Musique sep Théâtre sep Expos sep Cinéma sep Lecture sep Bien Vivre
  Galerie Photos sep Nos Podcasts sep Twitch
 
recherche
recherche
Activer la recherche avancée
Accueil
 
puce puce
puce Travaux forcés
Mark Safranko  (13 E Notes Editions)  janvier 2013

"Travaux forcés" constitue le deuxième volume de la quadrilogie autofictionnelle de l'écrivain américain Mark Safranko initiée avec "Dieu bénisse l'Amérique" au terme duquel, dans les années 50-60, Max Zajack, son avatar littéraire, survivait à une enfance "à la Zola" dans une famille de deuxième génération d'émigrants polonais n'ayant pas réussi à s'extraire de la condition ouvrière et une ville manufacturière délétère qui ne participaient pas vraiment de l'American dream.

Victime de maltraitance à la maison, souffre-douleur patenté à l'école et spécialiste des acoquinages adolescents, il narre cette enfance placée sous la trinité tabac, alcool et drogue comme une épopée tragi-comique qui oscille, grâce à l'humour et une certaine forme d'autodérision rétrospective, entre pathétisme et truculence.

Difficile toutefois d'en sortir indemne : rescapé, voire miraculé, grâce à une stratégie spontanée basée sur la force d'inertie, et le détachement mental mais non sans séquelles.

Outre l'atavisme - les chiens ne font pas des chats surtout quand ils sont psychotiques - et l'addiction à la trinité "beat", tabac, alcool et drogue - c'est d'ailleurs dans l'after d'un bad trip à la mescaline que commence ce deuxième tome - la conséquence la plus dommageable est le rejet du principe de réalité avec pour corollaire une seule règle, le principe de plaisir ("La plupart du temps, je pensais aux bouquins, à la musique et à toutes le filles que j'allais me taper").

A 20 ans, Max Zajack aborde sa vie de jeune adulte, sans diplôme, sans qualification professionnelle, et surtout sans envie de travailler.

Ce qui ne l'empêche pas d'avoir un idéal, une vie sans travail ("...par travail j'entends une activité déplaisante et ennuyeuse exercée uniquement pour subvenir à ses besoins...".

Et également de nourrir une ambition démesurée, celle d'être un artiste génial ("Je voulais être le prochain Dostoïevski") et sans concession au regard des canons de la culture américaine ("Pour gagner à jamais le coeur de l'Amérique, il suffisait d'écrire une chanson niaise, un roman à l'eau de rose ou quelques comédies musicales"), tout en ne sachant pas encore dans quel art sauf qu'il ne doit pas nécessiter une trop grande dépense physique.

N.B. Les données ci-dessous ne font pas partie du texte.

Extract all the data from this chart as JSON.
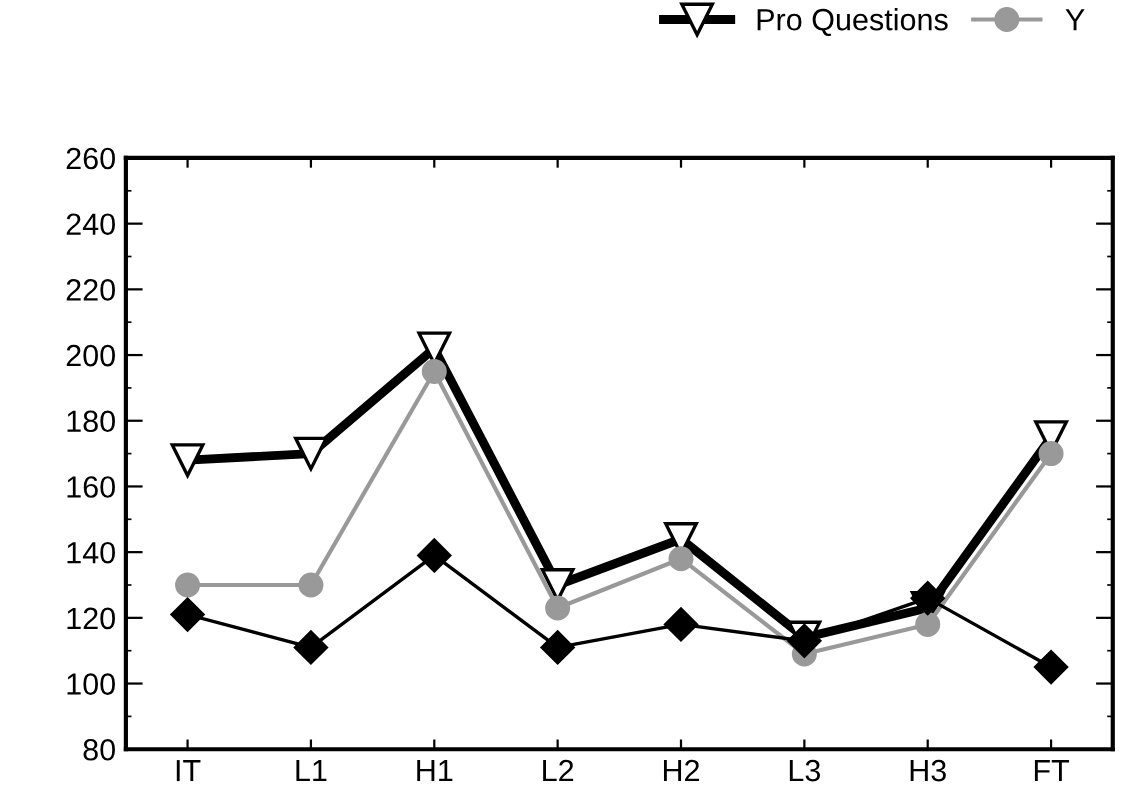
{
  "chart_data": {
    "type": "line",
    "categories": [
      "IT",
      "L1",
      "H1",
      "L2",
      "H2",
      "L3",
      "H3",
      "FT"
    ],
    "series": [
      {
        "name": "Pro Questions",
        "color": "#000000",
        "marker": "triangle",
        "values": [
          168,
          170,
          202,
          130,
          144,
          114,
          123,
          175
        ]
      },
      {
        "name": "Y",
        "color": "#999999",
        "marker": "circle",
        "values": [
          130,
          130,
          195,
          123,
          138,
          109,
          118,
          170
        ]
      },
      {
        "color": "#000000",
        "marker": "diamond",
        "values": [
          121,
          111,
          139,
          111,
          118,
          113,
          126,
          105
        ]
      }
    ],
    "ylim": [
      80,
      260
    ],
    "yticks": [
      80,
      100,
      120,
      140,
      160,
      180,
      200,
      220,
      240,
      260
    ],
    "grid": false,
    "legend": "top right"
  }
}
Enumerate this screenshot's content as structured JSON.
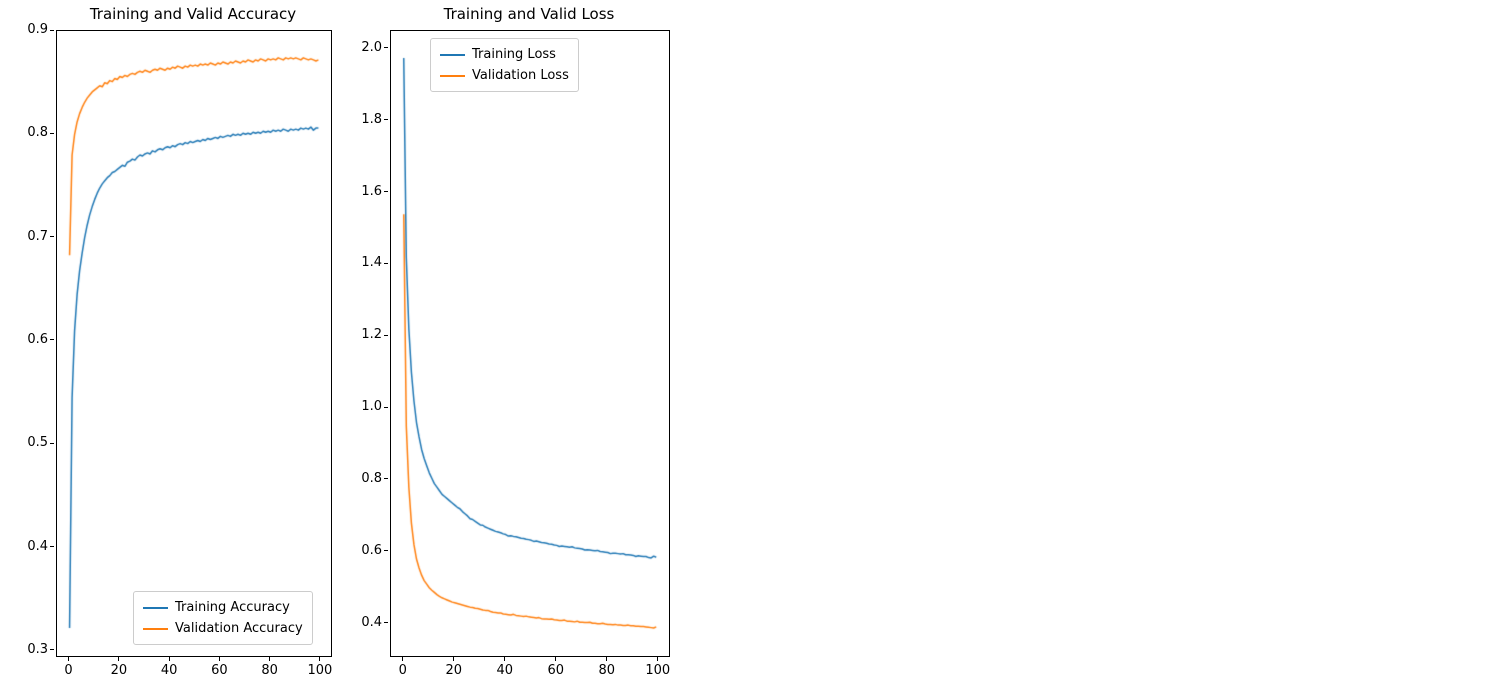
{
  "page": {
    "background": "#ffffff"
  },
  "chart_data": [
    {
      "type": "line",
      "title": "Training and Valid Accuracy",
      "xlabel": "",
      "ylabel": "",
      "xlim": [
        -5,
        104
      ],
      "ylim": [
        0.295,
        0.9
      ],
      "xticks": [
        0,
        20,
        40,
        60,
        80,
        100
      ],
      "yticks": [
        0.3,
        0.4,
        0.5,
        0.6,
        0.7,
        0.8,
        0.9
      ],
      "ytick_decimals": 1,
      "grid": false,
      "legend_position": "lower right",
      "x": [
        0,
        1,
        2,
        3,
        4,
        5,
        6,
        7,
        8,
        9,
        10,
        11,
        12,
        13,
        14,
        15,
        16,
        17,
        18,
        19,
        20,
        21,
        22,
        23,
        24,
        25,
        26,
        27,
        28,
        29,
        30,
        31,
        32,
        33,
        34,
        35,
        36,
        37,
        38,
        39,
        40,
        41,
        42,
        43,
        44,
        45,
        46,
        47,
        48,
        49,
        50,
        51,
        52,
        53,
        54,
        55,
        56,
        57,
        58,
        59,
        60,
        61,
        62,
        63,
        64,
        65,
        66,
        67,
        68,
        69,
        70,
        71,
        72,
        73,
        74,
        75,
        76,
        77,
        78,
        79,
        80,
        81,
        82,
        83,
        84,
        85,
        86,
        87,
        88,
        89,
        90,
        91,
        92,
        93,
        94,
        95,
        96,
        97,
        98,
        99
      ],
      "series": [
        {
          "name": "Training Accuracy",
          "color": "#1f77b4",
          "values": [
            0.322,
            0.545,
            0.61,
            0.645,
            0.668,
            0.685,
            0.7,
            0.712,
            0.722,
            0.73,
            0.737,
            0.743,
            0.748,
            0.752,
            0.755,
            0.758,
            0.76,
            0.763,
            0.764,
            0.766,
            0.768,
            0.77,
            0.769,
            0.773,
            0.774,
            0.776,
            0.775,
            0.778,
            0.78,
            0.779,
            0.781,
            0.782,
            0.781,
            0.784,
            0.783,
            0.785,
            0.786,
            0.785,
            0.787,
            0.788,
            0.787,
            0.789,
            0.788,
            0.79,
            0.791,
            0.79,
            0.792,
            0.791,
            0.793,
            0.792,
            0.793,
            0.794,
            0.793,
            0.795,
            0.794,
            0.796,
            0.795,
            0.796,
            0.797,
            0.796,
            0.798,
            0.797,
            0.798,
            0.799,
            0.798,
            0.8,
            0.799,
            0.8,
            0.799,
            0.801,
            0.8,
            0.801,
            0.8,
            0.802,
            0.801,
            0.802,
            0.801,
            0.803,
            0.802,
            0.803,
            0.802,
            0.804,
            0.803,
            0.804,
            0.803,
            0.805,
            0.804,
            0.803,
            0.805,
            0.804,
            0.805,
            0.804,
            0.806,
            0.805,
            0.806,
            0.805,
            0.807,
            0.804,
            0.806,
            0.806
          ]
        },
        {
          "name": "Validation Accuracy",
          "color": "#ff7f0e",
          "values": [
            0.683,
            0.78,
            0.8,
            0.812,
            0.82,
            0.826,
            0.831,
            0.835,
            0.838,
            0.841,
            0.843,
            0.845,
            0.847,
            0.846,
            0.85,
            0.849,
            0.852,
            0.851,
            0.854,
            0.853,
            0.856,
            0.855,
            0.857,
            0.856,
            0.858,
            0.859,
            0.858,
            0.86,
            0.861,
            0.86,
            0.862,
            0.861,
            0.86,
            0.862,
            0.863,
            0.862,
            0.864,
            0.863,
            0.862,
            0.864,
            0.863,
            0.865,
            0.864,
            0.866,
            0.865,
            0.864,
            0.866,
            0.865,
            0.867,
            0.866,
            0.867,
            0.866,
            0.868,
            0.867,
            0.868,
            0.867,
            0.869,
            0.868,
            0.867,
            0.869,
            0.868,
            0.87,
            0.869,
            0.868,
            0.87,
            0.869,
            0.871,
            0.87,
            0.869,
            0.871,
            0.87,
            0.872,
            0.871,
            0.87,
            0.872,
            0.871,
            0.873,
            0.872,
            0.871,
            0.873,
            0.872,
            0.873,
            0.872,
            0.874,
            0.873,
            0.872,
            0.874,
            0.873,
            0.874,
            0.873,
            0.874,
            0.873,
            0.872,
            0.874,
            0.873,
            0.872,
            0.873,
            0.872,
            0.871,
            0.872
          ]
        }
      ]
    },
    {
      "type": "line",
      "title": "Training and Valid Loss",
      "xlabel": "",
      "ylabel": "",
      "xlim": [
        -5,
        104
      ],
      "ylim": [
        0.31,
        2.05
      ],
      "xticks": [
        0,
        20,
        40,
        60,
        80,
        100
      ],
      "yticks": [
        0.4,
        0.6,
        0.8,
        1.0,
        1.2,
        1.4,
        1.6,
        1.8,
        2.0
      ],
      "ytick_decimals": 1,
      "grid": false,
      "legend_position": "upper center",
      "x": [
        0,
        1,
        2,
        3,
        4,
        5,
        6,
        7,
        8,
        9,
        10,
        11,
        12,
        13,
        14,
        15,
        16,
        17,
        18,
        19,
        20,
        21,
        22,
        23,
        24,
        25,
        26,
        27,
        28,
        29,
        30,
        31,
        32,
        33,
        34,
        35,
        36,
        37,
        38,
        39,
        40,
        41,
        42,
        43,
        44,
        45,
        46,
        47,
        48,
        49,
        50,
        51,
        52,
        53,
        54,
        55,
        56,
        57,
        58,
        59,
        60,
        61,
        62,
        63,
        64,
        65,
        66,
        67,
        68,
        69,
        70,
        71,
        72,
        73,
        74,
        75,
        76,
        77,
        78,
        79,
        80,
        81,
        82,
        83,
        84,
        85,
        86,
        87,
        88,
        89,
        90,
        91,
        92,
        93,
        94,
        95,
        96,
        97,
        98,
        99
      ],
      "series": [
        {
          "name": "Training Loss",
          "color": "#1f77b4",
          "values": [
            1.975,
            1.42,
            1.22,
            1.1,
            1.02,
            0.96,
            0.92,
            0.885,
            0.86,
            0.84,
            0.82,
            0.805,
            0.79,
            0.78,
            0.77,
            0.76,
            0.754,
            0.748,
            0.742,
            0.736,
            0.73,
            0.724,
            0.72,
            0.712,
            0.706,
            0.7,
            0.692,
            0.69,
            0.685,
            0.68,
            0.675,
            0.674,
            0.669,
            0.666,
            0.663,
            0.66,
            0.657,
            0.655,
            0.653,
            0.65,
            0.648,
            0.644,
            0.645,
            0.643,
            0.642,
            0.64,
            0.638,
            0.637,
            0.635,
            0.634,
            0.632,
            0.629,
            0.63,
            0.628,
            0.626,
            0.625,
            0.624,
            0.622,
            0.621,
            0.619,
            0.618,
            0.615,
            0.616,
            0.615,
            0.614,
            0.613,
            0.614,
            0.611,
            0.61,
            0.609,
            0.608,
            0.605,
            0.606,
            0.605,
            0.604,
            0.603,
            0.604,
            0.601,
            0.6,
            0.599,
            0.598,
            0.595,
            0.596,
            0.596,
            0.595,
            0.594,
            0.595,
            0.592,
            0.592,
            0.591,
            0.59,
            0.587,
            0.589,
            0.588,
            0.587,
            0.587,
            0.584,
            0.583,
            0.588,
            0.585
          ]
        },
        {
          "name": "Validation Loss",
          "color": "#ff7f0e",
          "values": [
            1.54,
            0.95,
            0.78,
            0.68,
            0.62,
            0.58,
            0.555,
            0.535,
            0.52,
            0.51,
            0.5,
            0.493,
            0.487,
            0.481,
            0.476,
            0.472,
            0.469,
            0.466,
            0.463,
            0.46,
            0.458,
            0.456,
            0.454,
            0.452,
            0.45,
            0.448,
            0.446,
            0.445,
            0.443,
            0.442,
            0.44,
            0.438,
            0.437,
            0.437,
            0.434,
            0.432,
            0.431,
            0.43,
            0.43,
            0.427,
            0.426,
            0.425,
            0.424,
            0.426,
            0.423,
            0.422,
            0.421,
            0.42,
            0.421,
            0.419,
            0.418,
            0.417,
            0.416,
            0.417,
            0.414,
            0.413,
            0.413,
            0.412,
            0.413,
            0.411,
            0.41,
            0.409,
            0.409,
            0.41,
            0.407,
            0.407,
            0.406,
            0.405,
            0.407,
            0.404,
            0.404,
            0.403,
            0.403,
            0.404,
            0.401,
            0.401,
            0.4,
            0.4,
            0.401,
            0.399,
            0.398,
            0.398,
            0.397,
            0.398,
            0.396,
            0.396,
            0.395,
            0.395,
            0.396,
            0.394,
            0.394,
            0.393,
            0.393,
            0.392,
            0.392,
            0.391,
            0.39,
            0.389,
            0.388,
            0.391
          ]
        }
      ]
    }
  ]
}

Ainsi, a-t-il tôt fait d'écarter la musique ("Le mythe du petit groupe de rock n'est rien d'autre que ça, un mythe pitoyable. Une vie de chien harassante, sans merci").

S'il refuse de s'inscrire pour la course à l'échalote de la méritocratie et dénigre les privilèges issus d'une naissance fortunée, il ne cracherait pas dans la soupe à l'oseille s'il avait une cuillère ("Dans mes fantasmes, je voyais déjà un contrat avec une maison de disques, du sexe à gogo et l'argent qui coulait à flots").

En attendant, il doit se résoudre à effectuer des petits boulots alimentaires, les fameux "bad jobs", selon sa conception bien personnelle du travail ("ce travail était censé me permettre de fuir la réalité et de me cacher, tout en empochant un salaire") qui s'apparente au mécénat qui devrait être la règle pour celui qui se voit en "aspirant écrivain" ("... artiste avant tout : il a besoin d'une cachette pour rêver et s'épanouir. Il n'est pas adapté au quotidien").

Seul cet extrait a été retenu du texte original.